Mientras tanto, en Estados Unidos, el brote de ciclosporiasis ha alcanzado niveles récord: más de 1.645 casos confirmados y hasta 7.000 potenciales desde mayo, según los CDC 2. Otras fuentes elevan la cifra a casi 5.000 casos en 31 estados, con Michigan y Ohio como epicentros 3. La lechuga y los vegetales de hoja verde son los sospechosos principales; Taco Bell está bajo escrutinio, pero sin vínculo confirmado. No hay muertos, pero uno de cada once casos requiere hospitalización. El parásito causa diarrea explosiva durante semanas. Es una enfermedad que no mata rápido, pero desgasta los sistemas de salud desde abajo.
Lo que conecta ambos eventos no es el patógeno, sino la falla en la cadena de evidencia. En el ébola, la OMS admite que desconoce la magnitud real porque no hay capacidad de rastreo en terreno. En la ciclosporiasis, los CDC tienen números, pero no fuente confirmada: las investigaciones de brotes alimentarios dependen de entrevistas retrospectivas y lotes de producto que ya se consumieron. En ambos casos, el dato disponible es un subregistro.
En Nueva York, un brote de legionela en el Upper East Side suma 59 casos y 15 hospitalizados, sin muertes 5. Las torres de refrigeración son la hipótesis principal. Aquí la vigilancia funciona: se identificó el foco, se investigan edificios, no hay fallecidos. Es el contraste exacto con el ébola congoleño, donde la falta de recursos convierte un brote controlable en una crisis prolongada.

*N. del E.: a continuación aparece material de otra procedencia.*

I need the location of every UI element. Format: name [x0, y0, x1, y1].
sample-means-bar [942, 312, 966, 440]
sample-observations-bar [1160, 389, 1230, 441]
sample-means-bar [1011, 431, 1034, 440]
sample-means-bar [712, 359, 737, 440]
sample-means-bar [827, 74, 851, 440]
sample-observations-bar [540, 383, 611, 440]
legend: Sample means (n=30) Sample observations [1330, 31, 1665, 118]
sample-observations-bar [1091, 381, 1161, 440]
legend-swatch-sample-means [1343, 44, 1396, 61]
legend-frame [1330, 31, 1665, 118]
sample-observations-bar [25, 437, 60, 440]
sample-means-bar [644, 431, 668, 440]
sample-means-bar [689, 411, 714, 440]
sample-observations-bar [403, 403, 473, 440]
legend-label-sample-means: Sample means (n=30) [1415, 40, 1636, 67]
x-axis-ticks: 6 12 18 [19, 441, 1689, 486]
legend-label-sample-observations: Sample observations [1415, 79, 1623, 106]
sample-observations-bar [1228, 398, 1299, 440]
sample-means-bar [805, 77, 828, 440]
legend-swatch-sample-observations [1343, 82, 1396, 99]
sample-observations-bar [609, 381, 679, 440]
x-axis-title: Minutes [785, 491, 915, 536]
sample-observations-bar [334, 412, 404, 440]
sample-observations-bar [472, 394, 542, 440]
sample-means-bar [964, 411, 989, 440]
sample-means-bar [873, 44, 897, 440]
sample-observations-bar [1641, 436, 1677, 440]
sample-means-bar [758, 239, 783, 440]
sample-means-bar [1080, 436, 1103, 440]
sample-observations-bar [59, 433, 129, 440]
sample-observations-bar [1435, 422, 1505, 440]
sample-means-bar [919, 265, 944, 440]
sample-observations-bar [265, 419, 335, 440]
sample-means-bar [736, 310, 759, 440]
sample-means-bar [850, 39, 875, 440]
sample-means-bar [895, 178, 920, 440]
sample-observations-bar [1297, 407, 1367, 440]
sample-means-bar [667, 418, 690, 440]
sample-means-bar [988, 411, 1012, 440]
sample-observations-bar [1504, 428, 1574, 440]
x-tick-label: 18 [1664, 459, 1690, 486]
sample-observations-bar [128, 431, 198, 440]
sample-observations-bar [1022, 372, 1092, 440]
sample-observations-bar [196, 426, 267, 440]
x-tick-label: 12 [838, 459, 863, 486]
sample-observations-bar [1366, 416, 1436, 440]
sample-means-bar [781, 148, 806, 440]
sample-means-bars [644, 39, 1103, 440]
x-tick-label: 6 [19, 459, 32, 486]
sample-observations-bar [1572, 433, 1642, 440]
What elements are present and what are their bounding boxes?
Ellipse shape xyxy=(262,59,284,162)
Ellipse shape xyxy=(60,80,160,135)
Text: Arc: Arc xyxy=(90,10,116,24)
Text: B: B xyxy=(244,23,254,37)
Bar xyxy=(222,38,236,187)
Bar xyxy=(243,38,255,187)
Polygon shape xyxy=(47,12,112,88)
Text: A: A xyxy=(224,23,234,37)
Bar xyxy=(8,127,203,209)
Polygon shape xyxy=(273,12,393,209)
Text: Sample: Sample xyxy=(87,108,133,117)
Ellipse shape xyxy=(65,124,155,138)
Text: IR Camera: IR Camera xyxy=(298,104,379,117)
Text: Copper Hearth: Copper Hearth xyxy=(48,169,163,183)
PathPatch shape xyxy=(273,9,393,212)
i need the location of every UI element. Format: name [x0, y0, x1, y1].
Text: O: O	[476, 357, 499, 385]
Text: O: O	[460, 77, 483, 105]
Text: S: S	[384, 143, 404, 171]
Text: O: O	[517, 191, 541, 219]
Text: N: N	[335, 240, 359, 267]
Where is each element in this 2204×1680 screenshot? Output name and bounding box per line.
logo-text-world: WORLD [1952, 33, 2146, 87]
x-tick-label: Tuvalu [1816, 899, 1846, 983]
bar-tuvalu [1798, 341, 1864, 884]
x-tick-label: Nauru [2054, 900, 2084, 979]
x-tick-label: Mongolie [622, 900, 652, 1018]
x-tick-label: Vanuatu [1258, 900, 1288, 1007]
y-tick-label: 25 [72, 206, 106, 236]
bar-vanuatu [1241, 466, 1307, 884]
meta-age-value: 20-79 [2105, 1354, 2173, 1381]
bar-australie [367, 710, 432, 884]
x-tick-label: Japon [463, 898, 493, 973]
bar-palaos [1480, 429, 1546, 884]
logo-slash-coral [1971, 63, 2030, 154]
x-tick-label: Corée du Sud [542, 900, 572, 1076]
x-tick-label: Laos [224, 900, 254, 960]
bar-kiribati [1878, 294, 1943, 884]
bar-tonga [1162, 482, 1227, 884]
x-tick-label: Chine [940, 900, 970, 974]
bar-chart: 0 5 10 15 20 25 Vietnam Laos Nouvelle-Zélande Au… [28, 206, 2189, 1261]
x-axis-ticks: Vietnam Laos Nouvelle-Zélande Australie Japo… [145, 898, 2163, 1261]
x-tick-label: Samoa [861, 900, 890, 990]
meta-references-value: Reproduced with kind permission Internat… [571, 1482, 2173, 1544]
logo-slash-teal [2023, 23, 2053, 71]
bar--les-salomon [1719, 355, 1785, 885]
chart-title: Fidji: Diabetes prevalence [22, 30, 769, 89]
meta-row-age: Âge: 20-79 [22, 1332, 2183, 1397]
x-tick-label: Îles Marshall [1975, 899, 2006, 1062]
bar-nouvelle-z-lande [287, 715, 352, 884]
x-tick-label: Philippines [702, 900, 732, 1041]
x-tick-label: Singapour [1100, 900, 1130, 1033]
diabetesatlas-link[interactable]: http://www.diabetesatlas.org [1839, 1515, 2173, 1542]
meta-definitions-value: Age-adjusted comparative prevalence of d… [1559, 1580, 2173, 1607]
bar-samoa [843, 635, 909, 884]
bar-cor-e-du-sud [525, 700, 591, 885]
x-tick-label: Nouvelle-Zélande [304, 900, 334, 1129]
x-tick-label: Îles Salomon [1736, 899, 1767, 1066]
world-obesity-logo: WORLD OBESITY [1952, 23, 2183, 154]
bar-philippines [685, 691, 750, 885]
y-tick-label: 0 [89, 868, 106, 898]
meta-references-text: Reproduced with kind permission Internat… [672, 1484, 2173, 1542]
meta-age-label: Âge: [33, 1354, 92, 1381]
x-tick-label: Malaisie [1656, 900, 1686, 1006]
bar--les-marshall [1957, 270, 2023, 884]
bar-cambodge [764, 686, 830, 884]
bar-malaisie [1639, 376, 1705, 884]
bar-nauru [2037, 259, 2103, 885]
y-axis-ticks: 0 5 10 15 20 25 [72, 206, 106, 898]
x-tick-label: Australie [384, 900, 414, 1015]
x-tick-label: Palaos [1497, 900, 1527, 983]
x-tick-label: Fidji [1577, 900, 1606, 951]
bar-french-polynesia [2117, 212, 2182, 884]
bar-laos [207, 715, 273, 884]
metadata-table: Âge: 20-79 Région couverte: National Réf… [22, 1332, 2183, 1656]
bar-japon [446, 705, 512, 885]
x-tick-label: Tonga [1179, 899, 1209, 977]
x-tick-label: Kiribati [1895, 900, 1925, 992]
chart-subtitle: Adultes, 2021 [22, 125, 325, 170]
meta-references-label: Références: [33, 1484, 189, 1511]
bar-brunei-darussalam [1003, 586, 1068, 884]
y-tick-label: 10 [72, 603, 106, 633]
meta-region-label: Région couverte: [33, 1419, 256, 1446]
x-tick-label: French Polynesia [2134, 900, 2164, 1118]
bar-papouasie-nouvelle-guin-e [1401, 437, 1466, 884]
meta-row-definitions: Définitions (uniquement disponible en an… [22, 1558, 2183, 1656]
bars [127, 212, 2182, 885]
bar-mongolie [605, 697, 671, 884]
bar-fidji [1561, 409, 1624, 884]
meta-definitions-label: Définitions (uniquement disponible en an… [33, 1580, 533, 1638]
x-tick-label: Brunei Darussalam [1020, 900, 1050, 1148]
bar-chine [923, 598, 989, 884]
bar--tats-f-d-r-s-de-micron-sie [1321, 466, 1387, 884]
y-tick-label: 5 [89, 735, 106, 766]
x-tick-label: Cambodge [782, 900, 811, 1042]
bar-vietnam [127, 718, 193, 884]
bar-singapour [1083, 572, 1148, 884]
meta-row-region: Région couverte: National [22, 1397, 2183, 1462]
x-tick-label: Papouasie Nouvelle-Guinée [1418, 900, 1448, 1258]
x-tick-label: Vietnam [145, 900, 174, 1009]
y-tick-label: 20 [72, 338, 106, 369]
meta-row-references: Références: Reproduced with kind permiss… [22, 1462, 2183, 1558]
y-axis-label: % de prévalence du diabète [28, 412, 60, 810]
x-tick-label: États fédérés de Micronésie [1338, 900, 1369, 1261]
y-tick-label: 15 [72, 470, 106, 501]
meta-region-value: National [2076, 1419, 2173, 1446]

La decisión que importa hoy no es técnica, es de umbral. ¿En qué punto un brote deja de ser un problema local y exige una respuesta global coordinada? La OMS ya lo advirtió para el ébola. Para la ciclosporiasis, los CDC aún no declaran emergencia. La diferencia no está en la virulencia, sino en la capacidad de los sistemas para absorber la incertidumbre. El lector que paga por esta columna merece saberlo: lo que no se cuenta no es lo que no existe, es lo que no se ha medido. Y sin medición, no hay decisión.